Here are some tips for prospective walkers in France. You probably won't find them in your guide book. Some of them may seem a little basic, but they are all based on personal, even painful, experience.
1. If you are using a Eurail Pass, book well in advance to make sure that you get one of the limited number of Eurail seats allocated to that train.
2. When you've finished charging your North American phone or device, make sure that the adapter hasn't stuck in the socket when you've pulled the rest of it out.
3. Make sure that there is somewhere to eat or somewhere to buy food at the town where you are staying the night. If there isn't, you will have to buy it in the morning before you go, or the night before and take it with you.
4. Make allowances for weekends, holidays and jours de fermeture when you are planning your accommodation and your provisions. The place where you would normally pick up the key - the mairie or the Office de Tourisme, for example - may be closed when you arrive.
5. Walk on the left side of the road. It's better to see the cars in front, than not to hear them behind you.
6. Stop to get the stones or seeds out of your shoe. These can cause nasty blisters.
7. If you are following the signs, and get lost, go back to where you last saw one. This is hard to do, but it's safer and shorter in the long run.
8. If you are following the GR, remember that there is more than one of them, and that they cross from time to time. So make sure that you are on the right one.
9. Pee in the bush before you arrive in town rather than have a coffee you don't want, just to use the toilet, or be caught short when you can't find one.

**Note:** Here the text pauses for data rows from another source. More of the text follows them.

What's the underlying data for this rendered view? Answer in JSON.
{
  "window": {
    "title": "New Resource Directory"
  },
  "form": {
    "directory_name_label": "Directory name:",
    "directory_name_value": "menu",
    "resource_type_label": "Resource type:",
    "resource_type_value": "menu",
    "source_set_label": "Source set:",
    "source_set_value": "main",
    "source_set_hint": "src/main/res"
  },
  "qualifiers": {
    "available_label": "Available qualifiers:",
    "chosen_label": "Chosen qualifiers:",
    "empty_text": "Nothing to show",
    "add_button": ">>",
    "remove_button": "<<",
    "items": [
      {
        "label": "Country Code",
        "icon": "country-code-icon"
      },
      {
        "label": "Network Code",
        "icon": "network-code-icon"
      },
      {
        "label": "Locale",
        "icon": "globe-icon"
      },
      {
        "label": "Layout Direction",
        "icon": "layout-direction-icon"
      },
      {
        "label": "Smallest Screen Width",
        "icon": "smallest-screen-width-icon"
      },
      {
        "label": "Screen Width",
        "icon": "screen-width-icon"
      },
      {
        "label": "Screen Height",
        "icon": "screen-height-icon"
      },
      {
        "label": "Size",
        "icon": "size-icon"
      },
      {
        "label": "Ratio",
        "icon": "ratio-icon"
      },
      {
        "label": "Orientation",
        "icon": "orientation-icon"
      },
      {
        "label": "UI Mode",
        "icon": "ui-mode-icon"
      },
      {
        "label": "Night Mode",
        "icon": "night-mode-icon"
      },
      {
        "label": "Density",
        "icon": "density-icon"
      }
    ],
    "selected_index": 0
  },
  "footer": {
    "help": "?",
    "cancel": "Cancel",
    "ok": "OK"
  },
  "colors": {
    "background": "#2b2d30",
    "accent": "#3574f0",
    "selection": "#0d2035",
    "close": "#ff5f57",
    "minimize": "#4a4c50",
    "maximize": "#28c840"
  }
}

10. Always carry backup toilet paper. You never know when you'll need it.
11. If you're on the loo, note the location of the light switch. It may be timed, in which case it will switch off when you're in medias res and leave you in the dark. You will have to find it to turn it back on. Or it may be motion sensitive, and you'll have to wave your arms around to activate it.
12. Eat prunishly. I don't want to go into details here, but if you're not careful, with all the bread you're eating - how can I put this delicately - it will be like the Biblical camel trying to pass through the eye of a needle, with very painful consequences.
13. Have a beer when you arrive at your destination. Not only is it one of the great pleasures of the day, but I have found that it settles an uneasy stomach that may result from walking in the heat. Perhaps it restores the electrolytes that you lose through sweating.
14. Take lots of moleskin with you. The Compedes, which you buy in France, are very good at healing blisters even if they gum up your socks, but moleskin will form an extra layer and protect you if you have a hot spot.
15. Go at your own pace. You can meet up with someone who is faster or slower than you at coffee, lunch, or the end of the day. But when the climb is interminable, or there's forever to go, that, in my opinion, is the time to draw on reserves and go like the clappers. Otherwise, you can fall into the pit of despair.
16. Watch out for electric fences. They are intended to keep humans out as well as animals in.
17. Create some kind of mnemonic or checklist for remembering your vital possessions.